Andererseits fiel es ihm sehr schwer, ihre offensichtliche Gier an sich abprallen zu lassen, schließlich war er nicht aus Stein. Und bis zu einem gewissen Grade waren solche Emotionen ja auch hilfreich. Sie würde ihm alles geben, was sein Herz und sein Geldbeutel begehrten. Diesmal musste er einfach rechtzeitig den Absprung schaffen. Ehe sie ihm zuerst mit Selbstmord, dann mit ihrem Anwalt drohte.
„Ja, Liebling?“ erkundigte er sich freundlich.
„Ich heiße nicht Franziska Graf. Das sage ich nur immer, wenn ich keine Zeit habe, meinen eigentlichen, schrecklichen Namen zu erklären. In Wahrheit heiße ich Hildegard Sieglinde Franziska, Gräfin von Schwan-Neuenfels.“ Sie machte eine Pause, wohl um ihm Gelegenheit zu geben, diesen schrecklichen Namen, wie sie sagte, zu verdauen.
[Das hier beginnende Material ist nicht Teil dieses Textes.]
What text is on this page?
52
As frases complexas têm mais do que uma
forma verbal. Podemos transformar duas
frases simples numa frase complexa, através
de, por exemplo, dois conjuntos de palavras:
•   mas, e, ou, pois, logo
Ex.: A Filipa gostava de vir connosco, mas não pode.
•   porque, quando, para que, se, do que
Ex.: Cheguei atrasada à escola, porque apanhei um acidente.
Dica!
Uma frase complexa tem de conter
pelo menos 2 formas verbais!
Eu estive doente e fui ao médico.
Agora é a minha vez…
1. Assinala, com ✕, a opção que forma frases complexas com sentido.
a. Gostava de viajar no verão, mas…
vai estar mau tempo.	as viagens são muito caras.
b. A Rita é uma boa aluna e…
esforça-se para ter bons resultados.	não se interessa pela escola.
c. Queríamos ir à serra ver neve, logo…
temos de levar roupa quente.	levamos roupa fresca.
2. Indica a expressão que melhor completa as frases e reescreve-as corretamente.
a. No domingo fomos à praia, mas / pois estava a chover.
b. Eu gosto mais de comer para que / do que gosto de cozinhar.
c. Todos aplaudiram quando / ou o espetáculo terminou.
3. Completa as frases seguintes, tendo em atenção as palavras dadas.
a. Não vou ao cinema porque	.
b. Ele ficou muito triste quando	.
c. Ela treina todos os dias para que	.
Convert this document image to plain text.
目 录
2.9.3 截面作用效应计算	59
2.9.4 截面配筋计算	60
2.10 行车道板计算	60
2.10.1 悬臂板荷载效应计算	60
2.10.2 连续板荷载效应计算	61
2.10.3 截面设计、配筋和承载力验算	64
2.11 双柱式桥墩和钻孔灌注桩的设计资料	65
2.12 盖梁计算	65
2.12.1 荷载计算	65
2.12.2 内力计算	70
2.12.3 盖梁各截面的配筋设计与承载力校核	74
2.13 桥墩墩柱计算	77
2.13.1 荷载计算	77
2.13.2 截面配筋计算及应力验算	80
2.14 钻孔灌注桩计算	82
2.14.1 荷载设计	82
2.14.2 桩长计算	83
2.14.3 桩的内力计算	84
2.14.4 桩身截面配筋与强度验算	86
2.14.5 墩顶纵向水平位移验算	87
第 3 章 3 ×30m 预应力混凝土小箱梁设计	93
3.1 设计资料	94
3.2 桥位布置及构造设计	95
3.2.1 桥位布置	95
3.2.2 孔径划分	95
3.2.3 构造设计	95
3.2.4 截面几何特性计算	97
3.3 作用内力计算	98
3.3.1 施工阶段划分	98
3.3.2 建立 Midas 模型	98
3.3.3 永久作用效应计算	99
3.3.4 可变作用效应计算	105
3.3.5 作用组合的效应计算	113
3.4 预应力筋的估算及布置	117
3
Gee-Bee brauchte in der Tat einen Moment. Damit er seine Konzentration darauf richten konnte, sein jauchzendes Frohlocken zu verbergen. Frau Gräfin von Schwan-Neuenfels. Das war - ein Volltreffer. Ein Hoch auf seinen untrüglichen Instinkt! Er hatte die Adelige unter den heutigen Theaterbesucherinnen herausgefunden. Na, wenn er sich darauf nichts einbilden durfte! Dafür sorgend, dass sein Triumph sich nicht in seine Züge schlich, legte er alle Überzeugungskraft, die er aufzubringen imstande war, in seine Stimme: „Es ist mir völlig egal, wie du heißt.“ Nur still für sich erneut genüsslich hinzufügend: Verehrte Gräfin von Schwan-Neuenfels. Hach, ihr Name war einfach großartig!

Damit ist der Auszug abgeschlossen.